You begin seeing clearly. And readability, it seems, is each the reward and the grief of this entire course of.
The Each/And of It
Right here’s what nobody tells you about leaving the cult of individuals: it doesn’t really feel like freedom instantly. It seems like loss. It seems like loneliness. It feels such as you made a horrible mistake.
And on the similar time, beneath all of that, one thing else is rising. One thing quieter and steadier. A self that isn’t performing. A voice you’ll be able to really belief. An inside compass that works as a result of it isn’t being scrambled by everybody else’s alerts.

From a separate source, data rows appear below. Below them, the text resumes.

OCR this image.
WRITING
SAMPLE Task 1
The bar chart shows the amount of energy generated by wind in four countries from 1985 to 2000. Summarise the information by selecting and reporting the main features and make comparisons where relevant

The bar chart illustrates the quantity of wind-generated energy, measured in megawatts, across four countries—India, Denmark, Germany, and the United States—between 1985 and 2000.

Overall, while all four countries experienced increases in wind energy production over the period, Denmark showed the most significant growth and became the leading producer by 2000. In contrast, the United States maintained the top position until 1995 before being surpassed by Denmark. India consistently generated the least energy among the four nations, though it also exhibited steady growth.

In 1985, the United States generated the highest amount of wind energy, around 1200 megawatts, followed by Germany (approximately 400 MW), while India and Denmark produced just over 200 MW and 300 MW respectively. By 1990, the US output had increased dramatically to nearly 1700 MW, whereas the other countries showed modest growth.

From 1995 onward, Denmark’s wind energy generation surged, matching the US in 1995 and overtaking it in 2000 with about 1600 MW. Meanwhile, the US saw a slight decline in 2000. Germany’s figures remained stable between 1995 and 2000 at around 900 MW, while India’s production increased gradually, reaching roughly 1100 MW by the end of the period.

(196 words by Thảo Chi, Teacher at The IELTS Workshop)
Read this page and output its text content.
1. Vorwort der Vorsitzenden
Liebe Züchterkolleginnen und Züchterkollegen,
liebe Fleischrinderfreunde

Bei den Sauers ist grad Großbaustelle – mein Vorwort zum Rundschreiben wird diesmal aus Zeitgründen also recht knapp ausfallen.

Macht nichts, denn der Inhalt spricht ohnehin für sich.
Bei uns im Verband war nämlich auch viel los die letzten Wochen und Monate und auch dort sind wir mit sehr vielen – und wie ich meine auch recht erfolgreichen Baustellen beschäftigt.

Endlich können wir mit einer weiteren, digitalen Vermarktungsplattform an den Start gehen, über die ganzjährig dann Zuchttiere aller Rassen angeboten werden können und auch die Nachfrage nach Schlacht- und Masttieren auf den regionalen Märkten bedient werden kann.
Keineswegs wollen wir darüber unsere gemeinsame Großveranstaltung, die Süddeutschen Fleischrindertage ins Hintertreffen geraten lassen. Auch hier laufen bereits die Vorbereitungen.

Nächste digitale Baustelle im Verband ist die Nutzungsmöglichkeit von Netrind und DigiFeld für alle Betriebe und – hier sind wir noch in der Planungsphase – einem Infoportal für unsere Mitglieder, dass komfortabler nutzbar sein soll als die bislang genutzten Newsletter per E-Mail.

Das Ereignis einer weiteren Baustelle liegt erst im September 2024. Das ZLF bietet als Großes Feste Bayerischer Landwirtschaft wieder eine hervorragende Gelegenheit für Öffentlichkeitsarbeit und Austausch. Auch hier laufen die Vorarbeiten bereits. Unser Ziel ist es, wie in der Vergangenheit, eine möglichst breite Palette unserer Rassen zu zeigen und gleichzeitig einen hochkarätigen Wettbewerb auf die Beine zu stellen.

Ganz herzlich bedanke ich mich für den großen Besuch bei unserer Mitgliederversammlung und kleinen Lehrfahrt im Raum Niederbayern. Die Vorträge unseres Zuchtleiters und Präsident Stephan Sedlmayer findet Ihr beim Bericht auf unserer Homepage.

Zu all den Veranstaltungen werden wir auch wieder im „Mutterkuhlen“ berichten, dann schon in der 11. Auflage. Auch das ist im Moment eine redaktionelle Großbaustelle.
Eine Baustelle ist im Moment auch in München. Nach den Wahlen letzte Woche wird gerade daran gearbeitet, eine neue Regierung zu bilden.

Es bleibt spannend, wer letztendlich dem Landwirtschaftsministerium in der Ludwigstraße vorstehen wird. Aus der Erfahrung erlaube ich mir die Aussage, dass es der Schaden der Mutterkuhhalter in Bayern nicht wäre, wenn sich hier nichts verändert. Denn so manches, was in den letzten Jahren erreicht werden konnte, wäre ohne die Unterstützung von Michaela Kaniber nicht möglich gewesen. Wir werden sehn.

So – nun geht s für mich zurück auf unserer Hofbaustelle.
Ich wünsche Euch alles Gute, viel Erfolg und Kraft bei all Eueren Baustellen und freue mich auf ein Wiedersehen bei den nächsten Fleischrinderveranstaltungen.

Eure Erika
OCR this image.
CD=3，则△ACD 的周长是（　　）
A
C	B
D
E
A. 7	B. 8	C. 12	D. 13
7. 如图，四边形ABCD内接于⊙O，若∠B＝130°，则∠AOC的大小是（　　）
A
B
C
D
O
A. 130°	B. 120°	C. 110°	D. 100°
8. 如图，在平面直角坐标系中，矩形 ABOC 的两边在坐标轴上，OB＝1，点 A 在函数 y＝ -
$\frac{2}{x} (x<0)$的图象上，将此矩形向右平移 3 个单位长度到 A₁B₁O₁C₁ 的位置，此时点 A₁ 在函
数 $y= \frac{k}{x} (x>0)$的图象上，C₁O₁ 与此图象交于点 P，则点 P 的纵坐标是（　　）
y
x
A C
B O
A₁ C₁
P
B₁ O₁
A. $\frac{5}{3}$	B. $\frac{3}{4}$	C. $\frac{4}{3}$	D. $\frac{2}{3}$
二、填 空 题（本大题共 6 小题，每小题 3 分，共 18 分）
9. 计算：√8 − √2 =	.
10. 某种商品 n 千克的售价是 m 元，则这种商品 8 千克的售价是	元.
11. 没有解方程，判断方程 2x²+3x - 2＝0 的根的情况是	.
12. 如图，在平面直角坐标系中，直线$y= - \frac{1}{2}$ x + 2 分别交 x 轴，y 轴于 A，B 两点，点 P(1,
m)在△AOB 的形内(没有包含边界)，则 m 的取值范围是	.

That is the each/and that therapeutic really appears to be like like—not both/or, not damaged or healed, not misplaced or discovered. Each. Concurrently. Breaking down and breaking via on the similar time. Unhappy and longing and likewise, someplace beneath it, understanding you deserve higher. Making all the suitable selections and nonetheless watching issues collapse. Listening to the voices in your head that tear you down and nonetheless—nonetheless—holding the youthful model of your self with kindness.
That’s not weak spot. That’s what it really appears to be like wish to be a human being in the course of changing into extra trustworthy.
The Highway to Freedom
I’m not totally deprogrammed. I don’t know if that’s even the objective. I nonetheless get lonely. I nonetheless typically really feel the pull to earn my manner again into rooms that value me an excessive amount of. I nonetheless grieve the connections that couldn’t survive my changing into extra myself.
However I’m extra snug with the disappointment than I was. It doesn’t scare me prefer it did. I’ve discovered to sit down with myself in a manner I couldn’t earlier than—not as a result of the discomfort went away, however as a result of I ended operating from it.
That is what I do know now: the identical factor meaning nobody goes to save lots of you can also be the factor meaning nobody will get to cease you. The aloneness that felt like abandonment seems to even be the open street. While you cease organizing your life round what the group can tolerate, you discover out—perhaps for the primary time—what you really need. Who you really are. What you’re really able to.
That’s not a comfort prize.
That’s the street to freedom.
About Allison Briggs
Allison Jeanette Briggs is a therapist, author, and speaker specializing in serving to ladies heal from codependency, childhood trauma, and emotional neglect. She blends psychological perception with religious depth to information shoppers and readers towards self-trust, boundaries, and genuine connection. Allison is the creator of the upcoming memoir On Being Actual: Therapeutic the Codependent Coronary heart of a Girl and shares reflections on therapeutic, resilience, and inside freedom at on-being-real.com.